Back in early June, news emerged that the NRL was plagued by allegations of match fixing.
"This is not yet a formal investigation by police. There are no specific charges yet. They are in the early stages of making an assessment," NRL CEO Todd Greenberg said at the time.
We now have a formal investigation and it has a name. Detectives from the NSW State Crime Command's Organised Crime Squad have launched Strike Force Nuralda to investigate the matters and determine if any criminal offences have been committed.
Police said they will be working closely with the NSW Crime Commission, and have the full support of the NRL.
The investigation is expected to be protracted, with dozens of players, officials, and members of the community expected to be interviewed in the coming months.
Neither the police nor the NRL were able to offer any more information this Wednesday as to which players, clubs or matches would be under closest scrutiny, but the NRL said it will support and provide any assistance requested by the Police investigation into match fixing.
"We are not going to pre-judge any person associated with the game while this process is under way," Greenberg said.
"But I repeat my earlier warning that if any person is convicted of match fixing they will face a life ban from any involvement in Rugby League."
In June we reported that two games under particularly close scrutiny in the initial stage of the investigation were the round 16, 2015 clash between South Sydney and Manly Sea Eagles (which Souths won 20-8), and the round 24 clash between Manly and the Parramatta Eels (which the Eels won 20-16)
Rugby league has been rocked before by "spot fixing" allegations in the past but never by match fixing.
Spot fixing is deliberately fixing the outcome of a particular moment in a match.
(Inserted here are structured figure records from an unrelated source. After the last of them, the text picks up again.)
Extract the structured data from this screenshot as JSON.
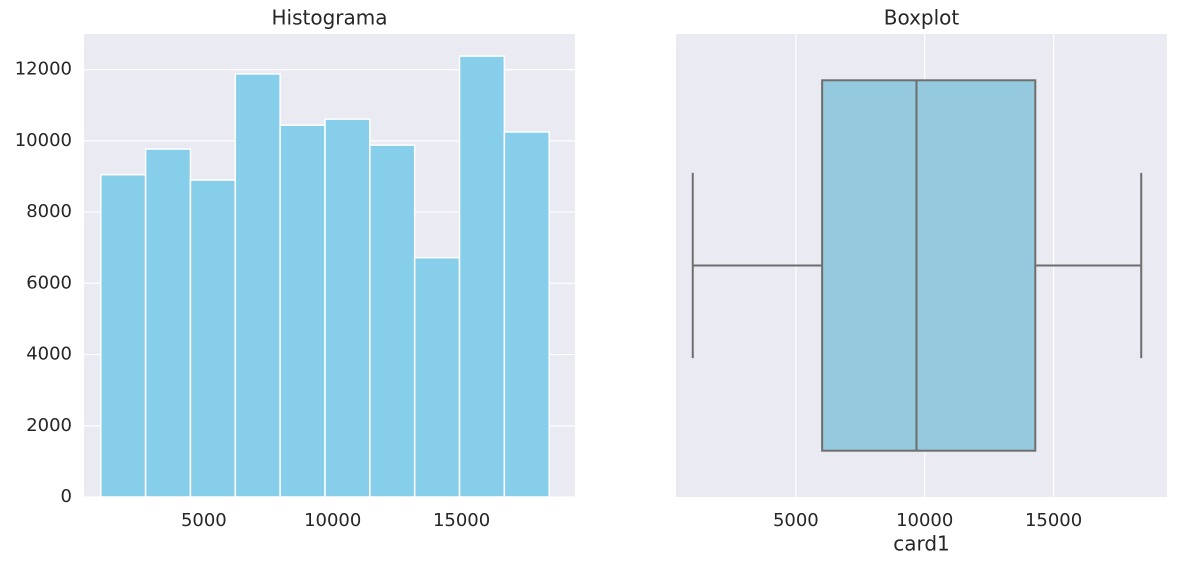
{
  "chart_data": [
    {
      "type": "bar",
      "title": "Histograma",
      "xlabel": "",
      "ylabel": "",
      "xlim": [
        350,
        19400
      ],
      "ylim": [
        0,
        13000
      ],
      "x_ticks": [
        5000,
        10000,
        15000
      ],
      "y_ticks": [
        0,
        2000,
        4000,
        6000,
        8000,
        10000,
        12000
      ],
      "x_tick_labels": [
        "5000",
        "10000",
        "15000"
      ],
      "y_tick_labels": [
        "0",
        "2000",
        "4000",
        "6000",
        "8000",
        "10000",
        "12000"
      ],
      "bins": [
        {
          "start": 1000,
          "end": 2740,
          "value": 9050
        },
        {
          "start": 2740,
          "end": 4480,
          "value": 9770
        },
        {
          "start": 4480,
          "end": 6220,
          "value": 8900
        },
        {
          "start": 6220,
          "end": 7960,
          "value": 11880
        },
        {
          "start": 7960,
          "end": 9700,
          "value": 10440
        },
        {
          "start": 9700,
          "end": 11440,
          "value": 10610
        },
        {
          "start": 11440,
          "end": 13180,
          "value": 9880
        },
        {
          "start": 13180,
          "end": 14920,
          "value": 6720
        },
        {
          "start": 14920,
          "end": 16660,
          "value": 12380
        },
        {
          "start": 16660,
          "end": 18400,
          "value": 10250
        }
      ],
      "grid": true,
      "colors": {
        "background": "#EAEAF2",
        "bar": "#87CEEB",
        "grid": "#FFFFFF"
      }
    },
    {
      "type": "boxplot",
      "title": "Boxplot",
      "xlabel": "card1",
      "ylabel": "",
      "xlim": [
        350,
        19400
      ],
      "x_ticks": [
        5000,
        10000,
        15000
      ],
      "x_tick_labels": [
        "5000",
        "10000",
        "15000"
      ],
      "stats": {
        "min": 1000,
        "q1": 6020,
        "median": 9680,
        "q3": 14290,
        "max": 18400
      },
      "grid": true,
      "colors": {
        "background": "#EAEAF2",
        "box": "#95C9DE",
        "line": "#6E6E6E",
        "grid": "#FFFFFF"
      }
    }
  ]
}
This allegedly took place in 2010 when a huge amount of money came for the unusual option of a penalty goal as the first scoring option.
Bulldogs player Ryan Tandy was accused of deliberately giving away a penalty in the front of the opposition goalposts. He denied any involvement but was arrested and found guilty of manipulating the first scoring point of the game. Tandy died of a drug overdose in 2014.
Match fixing, as the name suggests, is the act of deliberately engineering the result of a sporting contest.